Violencia y juventud: tema de debate en Filven 2010

Foro: Malandros: identidad, poder y seguridad

Erick Mayora

Los espacios de la IV Feria Internacional del Libro en Venezuela (Filven), no sólo han fungido como escenarios para la venta de libros y promoción de la lectura. El debate se ha hecho presente. Malandros: identidad, poder y seguridad fue el nombre del foro que se llevó a cabo en el salón Simón Rodríguez de dicha feria, que tiene lugar en el estacionamiento del Parque Generalísimo Francisco de Miranda desde el pasado viernes 12 de noviembre. El fenómeno de violencia delincuencial y su vínculo con la población joven de barrios urbanos fue el principal aspectos abordado en el marco del foro.

El control de armas, el fomento del empleo juvenil y de las capacidades productivas de los jóvenes, el hecho de permitirle a los muchachos la inserción en redes sociales, el reconocimiento de la problemática de inseguridad y violencia delincuencial y la necesidad de replantear el papel de la comunidad en la lucha contra el delito fueron algunas de las líneas de acción propuestas en la actividad para hacer frente a esa violencia que hoy envuelve principalmente, como víctimas y victimarios, a los jóvenes de barrios urbanos.

En el evento, promovido por Juventudes OTRAS, Tiuna El Fuerte y Voces Latentes, participaron como ponentes Verónica Zubillaga, investigadora del Laboratorio de Ciencias Sociales (LACSO) y de la Universidad Simón Bolívar; Andrés Antillano, profesor e investigador del Instituto de Ciencias Penales de la Universidad Central de Venezuela y Félix Caravallo, estudiante de la Universidad Bolivariana de Venezuela y líder de la comunidad El Encanto, en La Vega.

Foro con los ponentes. Foto, Erick Mayora

Para Verónica Zubillaga, la violencia delincuencial en jóvenes se da bajo cuatro lógicas de acción: como una respuesta ante la amenaza a la integridad física, como un mecanismo para la solidificación de nexos en un grupo, como una destreza profesional con la que se logra respeto y aceptación y como una forma de expresión de masculinidad que permite el reconocimiento del joven como varón dentro de su entorno.

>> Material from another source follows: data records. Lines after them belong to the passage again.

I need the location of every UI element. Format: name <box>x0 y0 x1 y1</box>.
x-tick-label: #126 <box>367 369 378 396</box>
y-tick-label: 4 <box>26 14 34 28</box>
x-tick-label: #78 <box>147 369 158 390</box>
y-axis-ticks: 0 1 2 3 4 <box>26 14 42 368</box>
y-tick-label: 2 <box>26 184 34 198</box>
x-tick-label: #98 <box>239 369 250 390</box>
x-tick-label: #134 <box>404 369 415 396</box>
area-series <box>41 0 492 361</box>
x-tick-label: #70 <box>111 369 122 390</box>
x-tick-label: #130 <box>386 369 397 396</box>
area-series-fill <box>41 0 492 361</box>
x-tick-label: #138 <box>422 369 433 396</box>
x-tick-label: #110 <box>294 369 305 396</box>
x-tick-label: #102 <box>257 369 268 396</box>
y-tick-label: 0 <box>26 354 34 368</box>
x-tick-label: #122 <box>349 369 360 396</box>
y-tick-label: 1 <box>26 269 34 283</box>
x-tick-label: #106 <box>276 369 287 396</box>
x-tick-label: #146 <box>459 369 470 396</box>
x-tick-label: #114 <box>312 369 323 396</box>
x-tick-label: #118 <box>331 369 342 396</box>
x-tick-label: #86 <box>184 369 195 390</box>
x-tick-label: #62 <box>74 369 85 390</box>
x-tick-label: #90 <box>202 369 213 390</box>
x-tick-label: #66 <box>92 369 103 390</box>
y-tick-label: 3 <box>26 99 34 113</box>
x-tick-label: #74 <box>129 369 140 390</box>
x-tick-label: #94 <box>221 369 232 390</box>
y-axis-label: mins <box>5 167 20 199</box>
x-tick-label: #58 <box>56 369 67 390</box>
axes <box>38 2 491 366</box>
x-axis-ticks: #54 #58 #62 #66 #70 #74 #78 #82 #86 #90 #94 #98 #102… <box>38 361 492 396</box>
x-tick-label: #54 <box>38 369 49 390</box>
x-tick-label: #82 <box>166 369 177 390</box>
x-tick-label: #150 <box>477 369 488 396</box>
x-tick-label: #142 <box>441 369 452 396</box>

Andrés Antillano hizo especial énfasis en manejar el tema como un asunto sumamente político para lograr avances positivos en la resolución del conflicto, entendiendo el término político en su sentido más amplio y no en el sentido técnico y operacional que se le ha dado. “La política busca responder una interrogante: ¿Cómo podemos vivir juntos?, y esa búsqueda pasa por la resolución del problema de la inseguridad”, señaló.

Por su parte, Félix Caravallo compartió con el público la experiencia de trabajo comunitario que, junto a otras personas, realiza desde hace años en el barrio donde vive. Su gestión comunitaria para combatir la violencia comenzó desde el ámbito deportivo, luego se extendió al ámbito político (a través de los consejos comunales) y a partir de 2003 ha trabajado de la mano con la Universidad Bolivariana de Venezuela. Sin embargo, Caravallo sostuvo que los proyectos no se ejecutan sino que, por el contrario, terminan muriendo en centros de documentación; por ello denunció la deuda social que tiene el Estado con los venezolanos y demandó una mayor articulación institucional del poder constituido que responda eficientemente a las comunidades. “La falta de articulación institucional es el gran enemigo en la lucha contra la delincuencia en nuestras comunidades”, señaló.